Но Наннерль отрицательно качает головой: на кого ей оставить отца?

   — Ты что, хочешь провести здесь все свои молодые годы и закончить жизнь наподобие «танцмейстерши Митцерль»? В старые девы записалась?

   — Если так Господу угодно, мне ничего другого не остаётся, — силится улыбнуться Наннерль. — Когда тебе около тридцати, трудно найти подходящего мужа.

   — Бедная моя Наннерль! Жертвуешь собой ради всех нас, а о себе совсем не думаешь! Твои подруги, сёстры Баризани, оказались поумнее, все пошли под венец. Довольны они своим выбором?

   — Тони и Зефа да, а вот Резль — нет.

   — Да? И чем же она недовольна?

   — Ей в семейной жизни любви не хватает.

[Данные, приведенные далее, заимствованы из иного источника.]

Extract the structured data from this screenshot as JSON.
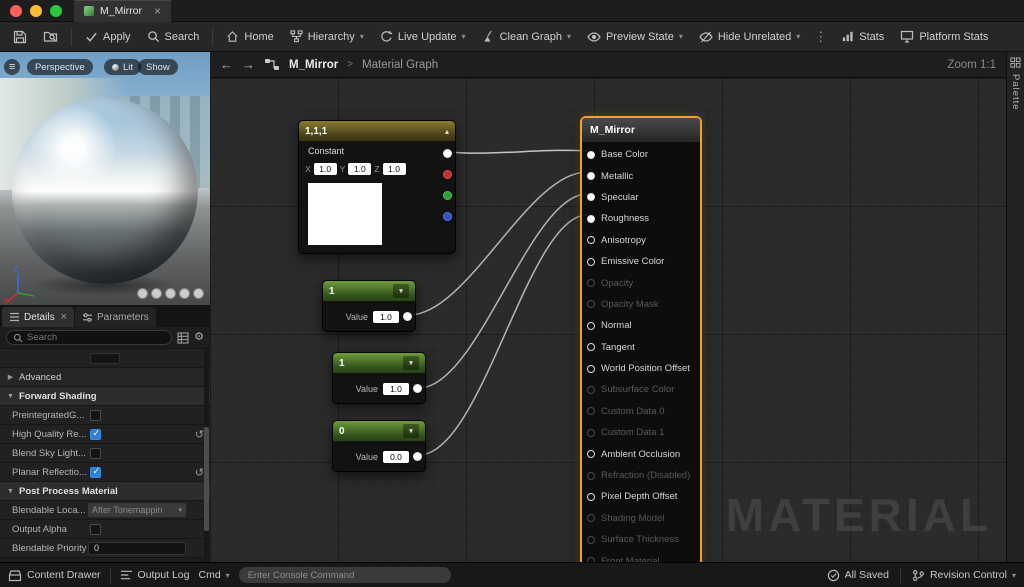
{
  "titlebar": {
    "tab": "M_Mirror"
  },
  "icons": {
    "close": "×",
    "caret_down": "▾",
    "collapse_up": "▴",
    "kebab": "⋮",
    "back": "←",
    "forward": "→",
    "section_open": "▼",
    "section_closed": "▶",
    "gear": "⚙",
    "hamburger": "≡"
  },
  "colors": {
    "selection_accent": "#f0a030",
    "wire": "#c0c0c0",
    "traffic_red": "#ff5f57",
    "traffic_yellow": "#febc2e",
    "traffic_green": "#28c840",
    "pin_red": "#c23030",
    "pin_green": "#2f9a2f",
    "pin_blue": "#3450c8",
    "checkbox_checked": "#2e7fd6"
  },
  "toolbar": {
    "apply": "Apply",
    "search": "Search",
    "home": "Home",
    "hierarchy": "Hierarchy",
    "live_update": "Live Update",
    "clean_graph": "Clean Graph",
    "preview_state": "Preview State",
    "hide_unrelated": "Hide Unrelated",
    "stats": "Stats",
    "platform_stats": "Platform Stats"
  },
  "viewport": {
    "perspective": "Perspective",
    "lit": "Lit",
    "show": "Show",
    "axis_z": "Z",
    "axis_x": "X"
  },
  "details": {
    "tab_details": "Details",
    "tab_parameters": "Parameters",
    "search_placeholder": "Search",
    "advanced": "Advanced",
    "forward_shading": "Forward Shading",
    "forward_rows": [
      {
        "label": "PreintegratedG...",
        "checked": false,
        "reset": false
      },
      {
        "label": "High Quality Re...",
        "checked": true,
        "reset": true
      },
      {
        "label": "Blend Sky Light...",
        "checked": false,
        "reset": false
      },
      {
        "label": "Planar Reflectio...",
        "checked": true,
        "reset": true
      }
    ],
    "post_process": "Post Process Material",
    "blendable_location_label": "Blendable Loca...",
    "blendable_location_value": "After Tonemappin",
    "output_alpha_label": "Output Alpha",
    "blendable_priority_label": "Blendable Priority",
    "blendable_priority_value": "0"
  },
  "graph": {
    "breadcrumb_root": "M_Mirror",
    "breadcrumb_sep": ">",
    "breadcrumb_current": "Material Graph",
    "zoom": "Zoom 1:1",
    "palette": "Palette",
    "watermark": "MATERIAL"
  },
  "nodes": {
    "constant3": {
      "title": "1,1,1",
      "type_label": "Constant",
      "x_label": "X",
      "x_value": "1.0",
      "y_label": "Y",
      "y_value": "1.0",
      "z_label": "Z",
      "z_value": "1.0"
    },
    "const_a": {
      "title": "1",
      "value_label": "Value",
      "value": "1.0"
    },
    "const_b": {
      "title": "1",
      "value_label": "Value",
      "value": "1.0"
    },
    "const_c": {
      "title": "0",
      "value_label": "Value",
      "value": "0.0"
    },
    "material": {
      "title": "M_Mirror",
      "pins": [
        {
          "label": "Base Color",
          "disabled": false,
          "filled": true
        },
        {
          "label": "Metallic",
          "disabled": false,
          "filled": true
        },
        {
          "label": "Specular",
          "disabled": false,
          "filled": true
        },
        {
          "label": "Roughness",
          "disabled": false,
          "filled": true
        },
        {
          "label": "Anisotropy",
          "disabled": false,
          "filled": false
        },
        {
          "label": "Emissive Color",
          "disabled": false,
          "filled": false
        },
        {
          "label": "Opacity",
          "disabled": true,
          "filled": false
        },
        {
          "label": "Opacity Mask",
          "disabled": true,
          "filled": false
        },
        {
          "label": "Normal",
          "disabled": false,
          "filled": false
        },
        {
          "label": "Tangent",
          "disabled": false,
          "filled": false
        },
        {
          "label": "World Position Offset",
          "disabled": false,
          "filled": false
        },
        {
          "label": "Subsurface Color",
          "disabled": true,
          "filled": false
        },
        {
          "label": "Custom Data 0",
          "disabled": true,
          "filled": false
        },
        {
          "label": "Custom Data 1",
          "disabled": true,
          "filled": false
        },
        {
          "label": "Ambient Occlusion",
          "disabled": false,
          "filled": false
        },
        {
          "label": "Refraction (Disabled)",
          "disabled": true,
          "filled": false
        },
        {
          "label": "Pixel Depth Offset",
          "disabled": false,
          "filled": false
        },
        {
          "label": "Shading Model",
          "disabled": true,
          "filled": false
        },
        {
          "label": "Surface Thickness",
          "disabled": true,
          "filled": false
        },
        {
          "label": "Front Material",
          "disabled": true,
          "filled": false
        }
      ]
    }
  },
  "statusbar": {
    "content_drawer": "Content Drawer",
    "output_log": "Output Log",
    "cmd": "Cmd",
    "console_placeholder": "Enter Console Command",
    "all_saved": "All Saved",
    "revision_control": "Revision Control"
  }
}
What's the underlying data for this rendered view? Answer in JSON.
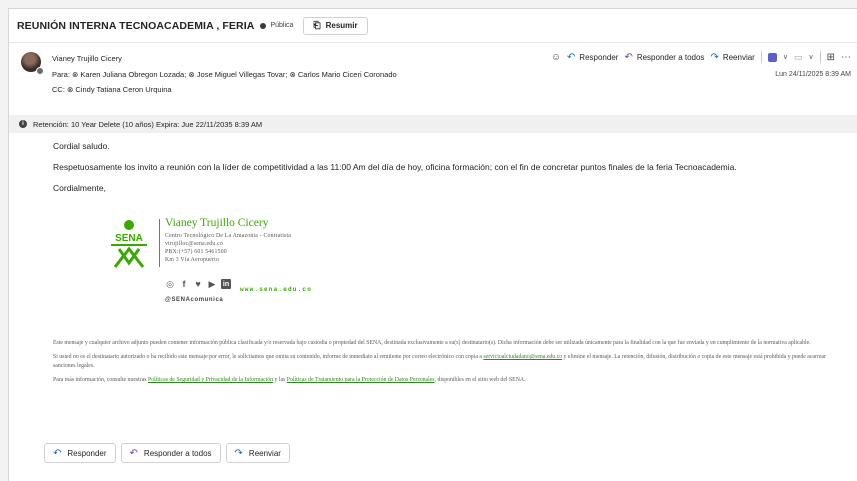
{
  "subject": {
    "title": "REUNIÓN INTERNA TECNOACADEMIA , FERIA",
    "visibility": "Pública",
    "summarize_label": "Resumir"
  },
  "header": {
    "sender": "Vianey Trujillo Cicery",
    "to_label": "Para:",
    "recipients": [
      "Karen Juliana Obregon Lozada;",
      "Jose Miguel Villegas Tovar;",
      "Carlos Mario Ciceri Coronado"
    ],
    "cc_label": "CC:",
    "cc": [
      "Cindy Tatiana Ceron Urquina"
    ],
    "date": "Lun 24/11/2025 8:39 AM"
  },
  "actions": {
    "reply": "Responder",
    "reply_all": "Responder a todos",
    "forward": "Reenviar"
  },
  "retention": "Retención: 10 Year Delete (10 años) Expira: Jue 22/11/2035 8:39 AM",
  "body": {
    "greeting": "Cordial saludo.",
    "paragraph": "Respetuosamente los invito a reunión con la líder de competitividad a las 11:00 Am del día de hoy, oficina formación; con el  fin de concretar puntos finales de la feria Tecnoacademia.",
    "closing": "Cordialmente,"
  },
  "signature": {
    "logo_text": "SENA",
    "name": "Vianey Trujillo Cicery",
    "lines": [
      "Centro Tecnológico De La Amazonia - Contratista",
      "vtrujilloc@sena.edu.co",
      "PBX:(+57) 601 5461500",
      "Km 3 Vía Aeropuerto"
    ],
    "website": "www.sena.edu.co",
    "handle": "@SENAcomunica"
  },
  "disclaimer": {
    "p1": "Este mensaje y cualquier archivo adjunto pueden contener información pública clasificada y/o reservada bajo custodia o propiedad del SENA, destinada exclusivamente a su(s) destinatario(s). Dicha información debe ser utilizada únicamente para la finalidad con la que fue enviada y en cumplimiento de la normativa aplicable.",
    "p2_a": "Si usted no es el destinatario autorizado o ha recibido este mensaje por error, le solicitamos que omita su contenido, informe de inmediato al remitente por correo electrónico con copia a ",
    "p2_link": "servicioalciudadano@sena.edu.co",
    "p2_b": " y elimine el mensaje. La retención, difusión, distribución o copia de este mensaje está prohibida y puede acarrear sanciones legales.",
    "p3_a": "Para más información, consulte nuestras ",
    "p3_link1": "Políticas de Seguridad y Privacidad de la Información",
    "p3_mid": " y las ",
    "p3_link2": "Políticas de Tratamiento para la Protección de Datos Personales",
    "p3_b": ", disponibles en el sitio web del SENA."
  },
  "footer": {
    "reply": "Responder",
    "reply_all": "Responder a todos",
    "forward": "Reenviar"
  },
  "colors": {
    "accent": "#0f6cbd",
    "sena_green": "#39a900"
  }
}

Она вышла замуж по настоянию матери, а не по велению сердца.

   — Вот как? Нашла себе, наверное, знатного господина?

   — Да, высокопоставленного чиновника из Инсбрука. Он старше её на тридцать лет.

   — Жаль её! Она была достойна лучшей участи. Да ничего не попишешь! Путь судьбы не всегда проложен там, где хотелось бы нам, смертным. Разве я не прав? Кто знает, что уготовано судьбой мне?

   — За тебя, Вольферль, я не боюсь. Я только вот что тебе посоветую: не страдай душой, если тебе что не по нраву. Или даже если тебя обидят.

   — Эх, если бы я был на это способен, душа-сестрица!

XI

С документом о шестинедельном отпуске в кармане Моцарт садится в начале ноября в почтовую карету и едет в Мюнхен. По договору, подписанному графом Зееау, он должен написать оперу «Идоменей». В основе её старый французский сюжет, впервые положенный на музыку ещё семьдесят лет назад. Зальцбургский придворный священник Джанбаттиста Вареско перевёл либретто на итальянский язык и дописал несколько сцен, чтобы придать ему более гибкую форму, но замысел его оказался бесплодным; итальянец был ловким стихоплётом, но вовсе не поэтом.

Итак, Моцарт в который раз получает малопривлекательный материал, обработка которого явно сужает его творческие возможности. Ему давным-давно надоели античные герои и боги, но волей-неволей приходится вернуться в чуждый ему мир мифологии. Он отнюдь не тот композитор, который раболепно придерживается предложенного либретто. Исходя из требований музыки, он требует внести целый ряд поправок, и возомнивший себя вторым Метастазио Вареско, скрежеща зубами, вынужден уступить.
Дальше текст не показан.